Dans cette interview, David Piovesan dresse un état des lieux des librairies indépendantes en Europe, après avoir sillonné 23 pays et rencontré plus de 250 acteurs du livre. Il y révèle les fragilités communes à ces lieux culturels essentiels, les modèles de résilience qui émergent face aux mutations du marché, et les leviers concrets pour préserver leur rôle dans la société.

 

 

David Priovesan, Maître de conférences HDR en sciences de gestion.

Après avoir parcouru 23 pays et rencontré plus de 250 acteurs du monde du livre, quel constat dressez-vous sur l’état des librairies indépendantes en Europe ? Quelles tendances ou fragilités communes avez-vous observées ?

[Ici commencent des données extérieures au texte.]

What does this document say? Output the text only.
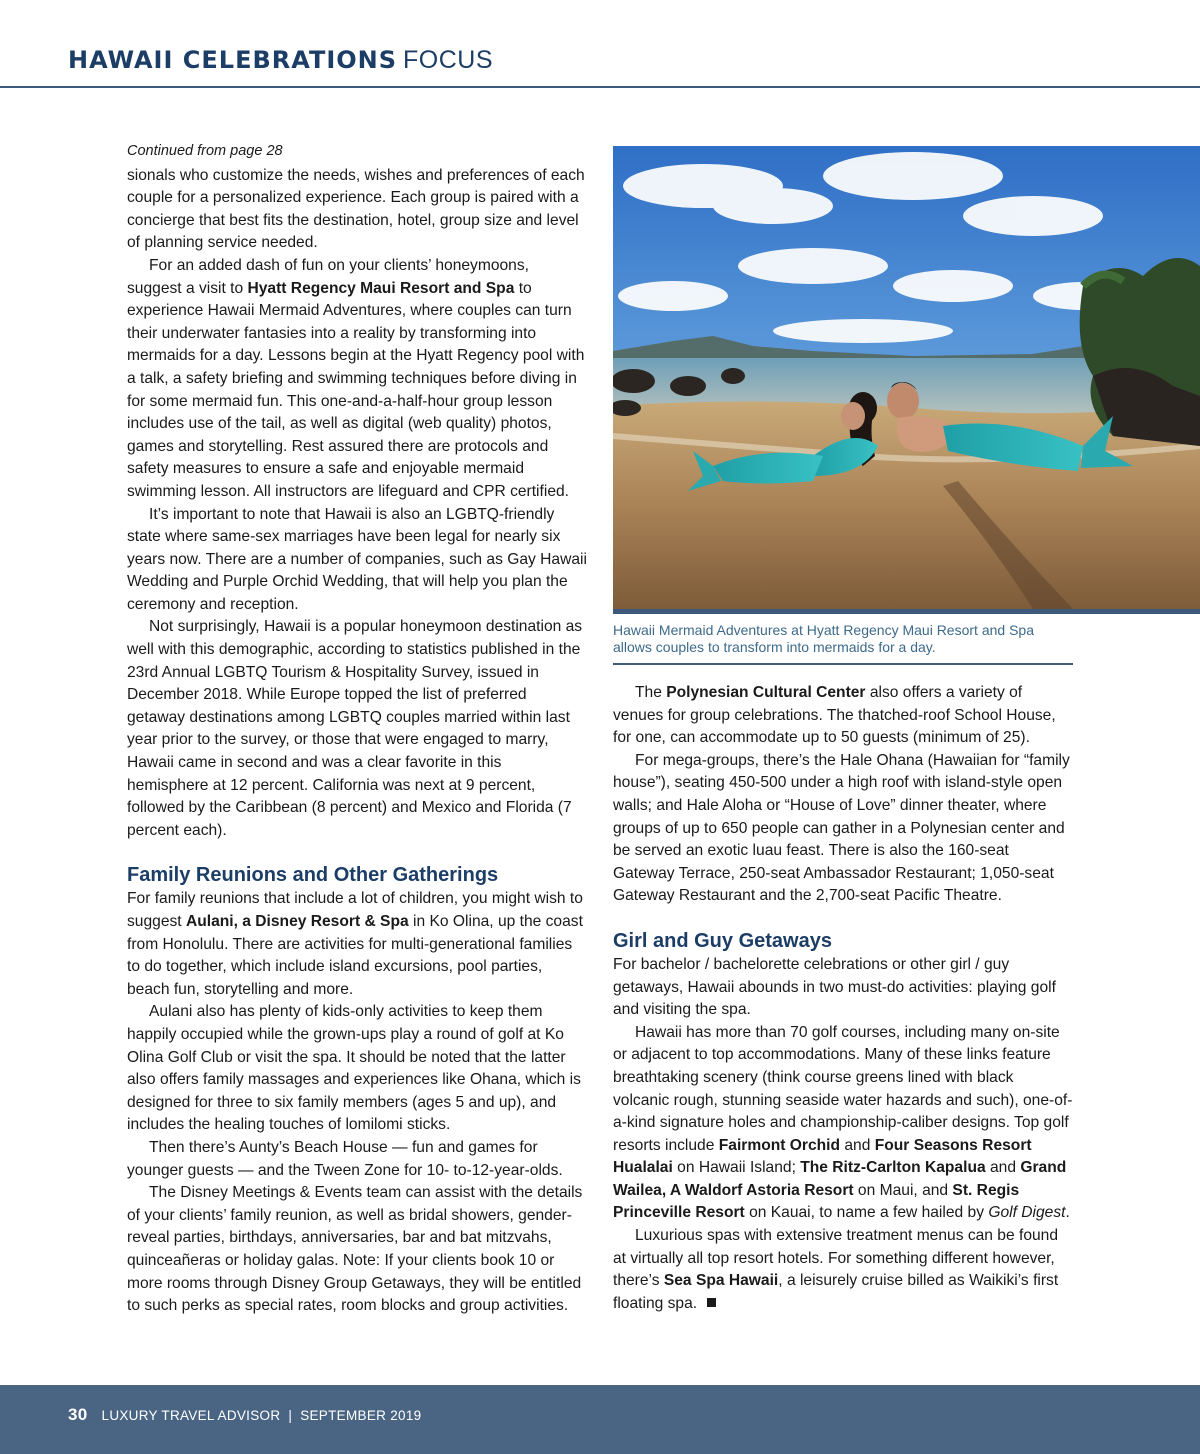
HAWAII CELEBRATIONS FOCUS

Continued from page 28

sionals who customize the needs, wishes and preferences of each couple for a personalized experience. Each group is paired with a concierge that best fits the destination, hotel, group size and level of planning service needed.

For an added dash of fun on your clients’ honeymoons, suggest a visit to Hyatt Regency Maui Resort and Spa to experience Hawaii Mermaid Adventures, where couples can turn their underwater fantasies into a reality by transforming into mermaids for a day. Lessons begin at the Hyatt Regency pool with a talk, a safety briefing and swimming techniques before diving in for some mermaid fun. This one-and-a-half-hour group lesson includes use of the tail, as well as digital (web quality) photos, games and storytelling. Rest assured there are protocols and safety measures to ensure a safe and enjoyable mermaid swimming lesson. All instructors are lifeguard and CPR certified.

It’s important to note that Hawaii is also an LGBTQ-friendly state where same-sex marriages have been legal for nearly six years now. There are a number of companies, such as Gay Hawaii Wedding and Purple Orchid Wedding, that will help you plan the ceremony and reception.

Not surprisingly, Hawaii is a popular honeymoon destination as well with this demographic, according to statistics published in the 23rd Annual LGBTQ Tourism & Hospitality Survey, issued in December 2018. While Europe topped the list of preferred getaway destinations among LGBTQ couples married within last year prior to the survey, or those that were engaged to marry, Hawaii came in second and was a clear favorite in this hemisphere at 12 percent. California was next at 9 percent, followed by the Caribbean (8 percent) and Mexico and Florida (7 percent each).

Family Reunions and Other Gatherings

For family reunions that include a lot of children, you might wish to suggest Aulani, a Disney Resort & Spa in Ko Olina, up the coast from Honolulu. There are activities for multi-generational families to do together, which include island excursions, pool parties, beach fun, storytelling and more.

Aulani also has plenty of kids-only activities to keep them happily occupied while the grown-ups play a round of golf at Ko Olina Golf Club or visit the spa. It should be noted that the latter also offers family massages and experiences like Ohana, which is designed for three to six family members (ages 5 and up), and includes the healing touches of lomilomi sticks.

Then there’s Aunty’s Beach House — fun and games for younger guests — and the Tween Zone for 10- to-12-year-olds.

The Disney Meetings & Events team can assist with the details of your clients’ family reunion, as well as bridal showers, gender-reveal parties, birthdays, anniversaries, bar and bat mitzvahs, quinceañeras or holiday galas. Note: If your clients book 10 or more rooms through Disney Group Getaways, they will be entitled to such perks as special rates, room blocks and group activities.

Hawaii Mermaid Adventures at Hyatt Regency Maui Resort and Spa allows couples to transform into mermaids for a day.

The Polynesian Cultural Center also offers a variety of venues for group celebrations. The thatched-roof School House, for one, can accommodate up to 50 guests (minimum of 25).

For mega-groups, there’s the Hale Ohana (Hawaiian for “family house”), seating 450-500 under a high roof with island-style open walls; and Hale Aloha or “House of Love” dinner theater, where groups of up to 650 people can gather in a Polynesian center and be served an exotic luau feast. There is also the 160-seat Gateway Terrace, 250-seat Ambassador Restaurant; 1,050-seat Gateway Restaurant and the 2,700-seat Pacific Theatre.

Girl and Guy Getaways

For bachelor / bachelorette celebrations or other girl / guy getaways, Hawaii abounds in two must-do activities: playing golf and visiting the spa.

Hawaii has more than 70 golf courses, including many on-site or adjacent to top accommodations. Many of these links feature breathtaking scenery (think course greens lined with black volcanic rough, stunning seaside water hazards and such), one-of-a-kind signature holes and championship-caliber designs. Top golf resorts include Fairmont Orchid and Four Seasons Resort Hualalai on Hawaii Island; The Ritz-Carlton Kapalua and Grand Wailea, A Waldorf Astoria Resort on Maui, and St. Regis Princeville Resort on Kauai, to name a few hailed by Golf Digest.

Luxurious spas with extensive treatment menus can be found at virtually all top resort hotels. For something different however, there’s Sea Spa Hawaii, a leisurely cruise billed as Waikiki’s first floating spa.

30 LUXURY TRAVEL ADVISOR | SEPTEMBER 2019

La première chose à souligner, c’est que l’Europe est un espace de la diversité. C’est une grande richesse parce que cela signifie que dans chaque pays, les libraires se sont appropriés un outil pour l’adapter à leur histoire, leur culture, leur vision du métier. Mais pour le chercheur, c’est un casse-tête, car il faut tenter malgré tout de regarder ce paysage unique qui ressemble à un puzzle et d’en tirer des enseignements plus généraux. C’est le sens de ma démarche, de ne pas rester cantonné à des discours que tout le monde répète parce qu’un jour, quelqu’un les a dites. Mais d’aller sur le terrain, écouter les libraires dans leurs librairies et dans leurs quartiers. C’est pour cela que j’ai entrepris ce European Bookshops Tour, pour faire une recherche vivante, au plus près des réalités locales des libraires. On ne peut pas comprendre le fonctionnement d’une librairie de Bucarest ou de Oslo ou de Sarajevo depuis Paris. Pour autant, qu’avons-nous à apprendre de ce regard européen ?

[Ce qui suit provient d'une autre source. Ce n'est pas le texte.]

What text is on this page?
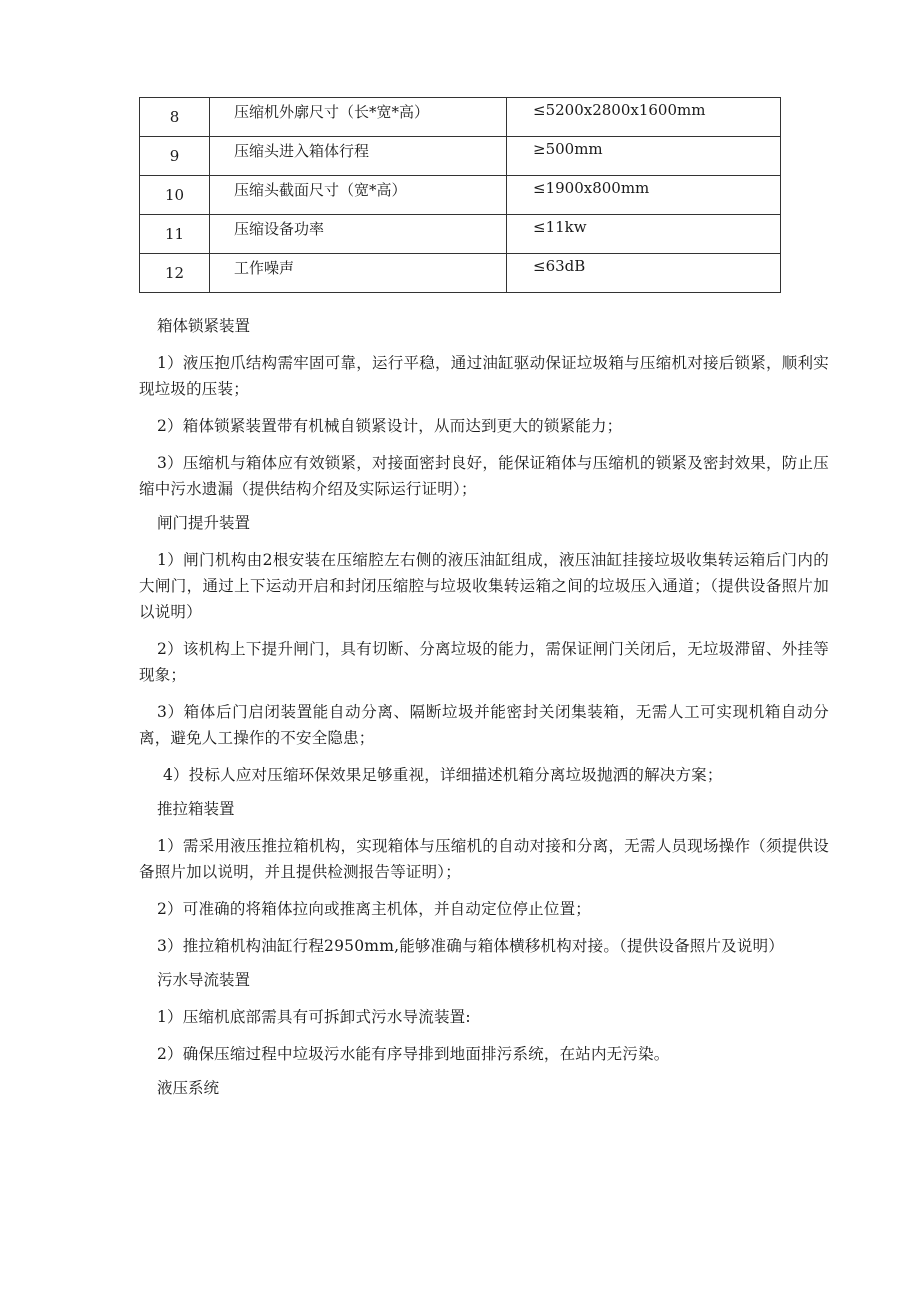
8	压缩机外廓尺寸（长*宽*高）	≤5200x2800x1600mm
9	压缩头进入箱体行程	≥500mm
10	压缩头截面尺寸（宽*高）	≤1900x800mm
11	压缩设备功率	≤11kw
12	工作噪声	≤63dB
箱体锁紧装置

1）液压抱爪结构需牢固可靠，运行平稳，通过油缸驱动保证垃圾箱与压缩机对接后锁紧，顺利实现垃圾的压装；

2）箱体锁紧装置带有机械自锁紧设计，从而达到更大的锁紧能力；

3）压缩机与箱体应有效锁紧，对接面密封良好，能保证箱体与压缩机的锁紧及密封效果，防止压缩中污水遗漏（提供结构介绍及实际运行证明）；

闸门提升装置

1）闸门机构由2根安装在压缩腔左右侧的液压油缸组成，液压油缸挂接垃圾收集转运箱后门内的大闸门，通过上下运动开启和封闭压缩腔与垃圾收集转运箱之间的垃圾压入通道；（提供设备照片加以说明）

2）该机构上下提升闸门，具有切断、分离垃圾的能力，需保证闸门关闭后，无垃圾滞留、外挂等现象；

3）箱体后门启闭装置能自动分离、隔断垃圾并能密封关闭集装箱，无需人工可实现机箱自动分离，避免人工操作的不安全隐患；

4）投标人应对压缩环保效果足够重视，详细描述机箱分离垃圾抛洒的解决方案；

推拉箱装置

1）需采用液压推拉箱机构，实现箱体与压缩机的自动对接和分离，无需人员现场操作（须提供设备照片加以说明，并且提供检测报告等证明）；

2）可准确的将箱体拉向或推离主机体，并自动定位停止位置；

3）推拉箱机构油缸行程2950mm,能够准确与箱体横移机构对接。（提供设备照片及说明）

污水导流装置

1）压缩机底部需具有可拆卸式污水导流装置:

2）确保压缩过程中垃圾污水能有序导排到地面排污系统，在站内无污染。

液压系统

Elles sont malgré tout, toutes fragiles ces librairies, pour différentes raisons certes. Elles appartiennent au patrimoine européen de la culture, elles sont des piliers vivants de la diffusion de la pensée critique et de la littérature, elles comptent beaucoup dans le paysage intellectuel et social en Europe. Et pourtant, elles restent des commerces fragiles. La fragilité économique demeure la principale de leurs fragilités. Mais quel que soient les pays, finalement, des libraires cherchent à mettre en avant des livres qui sont différents et uniques. Toutes les libraires ont conçu leur modèle économique sur l’équilibre et la compensation, comme en France : des livres à grande rotation permettent de faire vivre des livres à plus faible rotation. Avec cette idée, la librairie en Europe peut faire vivre des livres, des éditeurs et des auteurs moins connus, plus exigeants, qui nécessitent un accompagnement à la vente. C’est une idée qui traverse toute l’Europe, même si, la traduction locale et concrète dépend bien sûr de chaque librairie.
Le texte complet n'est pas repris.